On 10/04/13 00:28, Rob Vesse wrote:
Ok I've now had time to look at this some more and managed to turn all the
previously identified injection attacks into detectable attacks
I took your suggestions and did some delimiter detection on the strings,
we have to track all relevant delimiters <>.,;{}()[]\n\r because we are
interested in the closest delimiters to the position we want to inject at.

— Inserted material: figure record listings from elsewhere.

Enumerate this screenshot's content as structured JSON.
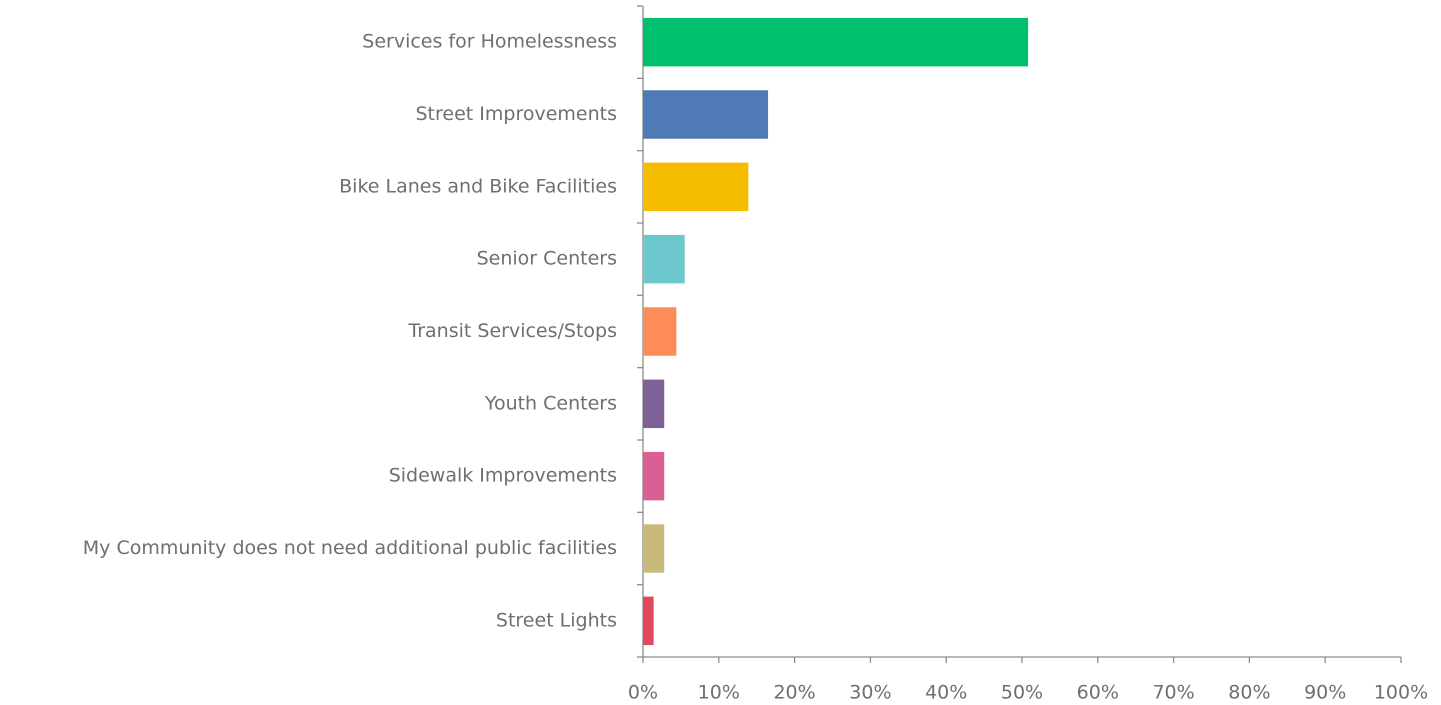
{
  "chart_data": {
    "type": "barh",
    "categories": [
      "Services for Homelessness",
      "Street Improvements",
      "Bike Lanes and Bike Facilities",
      "Senior Centers",
      "Transit Services/Stops",
      "Youth Centers",
      "Sidewalk Improvements",
      "My Community does not need additional public facilities",
      "Street Lights"
    ],
    "values": [
      50.8,
      16.5,
      13.9,
      5.5,
      4.4,
      2.8,
      2.8,
      2.8,
      1.4
    ],
    "colors": [
      "#00c16e",
      "#4e7ab5",
      "#f5bd00",
      "#6cc8cc",
      "#fe8c58",
      "#7e6296",
      "#d95f95",
      "#c9b97a",
      "#e0485f"
    ],
    "xlim": [
      0,
      100
    ],
    "xticks": [
      {
        "value": 0,
        "label": "0%"
      },
      {
        "value": 10,
        "label": "10%"
      },
      {
        "value": 20,
        "label": "20%"
      },
      {
        "value": 30,
        "label": "30%"
      },
      {
        "value": 40,
        "label": "40%"
      },
      {
        "value": 50,
        "label": "50%"
      },
      {
        "value": 60,
        "label": "60%"
      },
      {
        "value": 70,
        "label": "70%"
      },
      {
        "value": 80,
        "label": "80%"
      },
      {
        "value": 90,
        "label": "90%"
      },
      {
        "value": 100,
        "label": "100%"
      }
    ],
    "grid": false
  }
}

I don't understand that - if injection is RDF terms only, it's only the
term delimiter of literals, IRIs
I also added the code to escape ' within literals which closes off that
vulnerability as well
I haven't yet looked at the other potential vulnerabilities you identified
e.g injecting things inside of <> so there may still be as yet
unidentified vulnerabilities which still need tests and fixing
Rob
I have one (more!) case - nothing to do in this situation, can just
leave it as an illegal query:
SELECT ?x { .. }
and ?x -> 1
The only possible thing to do that I can think of is a rewrite to
"SELECT (1 AS ?x) { .. }" but that needs much more parsing to detect the
situation and isn't worth it.
Similarly
SELECT ?x (count(*) AS ?c) { .. } GROUP ?x
==>
SELECT ?x (count(*) AS ?c) { .. } GROUP (1 as ?x)
and now it's got really complicated because the SELECT expression isn't
touched.
As far as I can see, ORDER BY simply can't be done.
All these are technical and don't really increase the value of
parametrized queries in anyway.
Andy
Unrelated: I get two warnings for two @SuppressWarnings("unused")
because I don't have unused method detection turned on.
We may need to agree the compiler warning settings for the code base.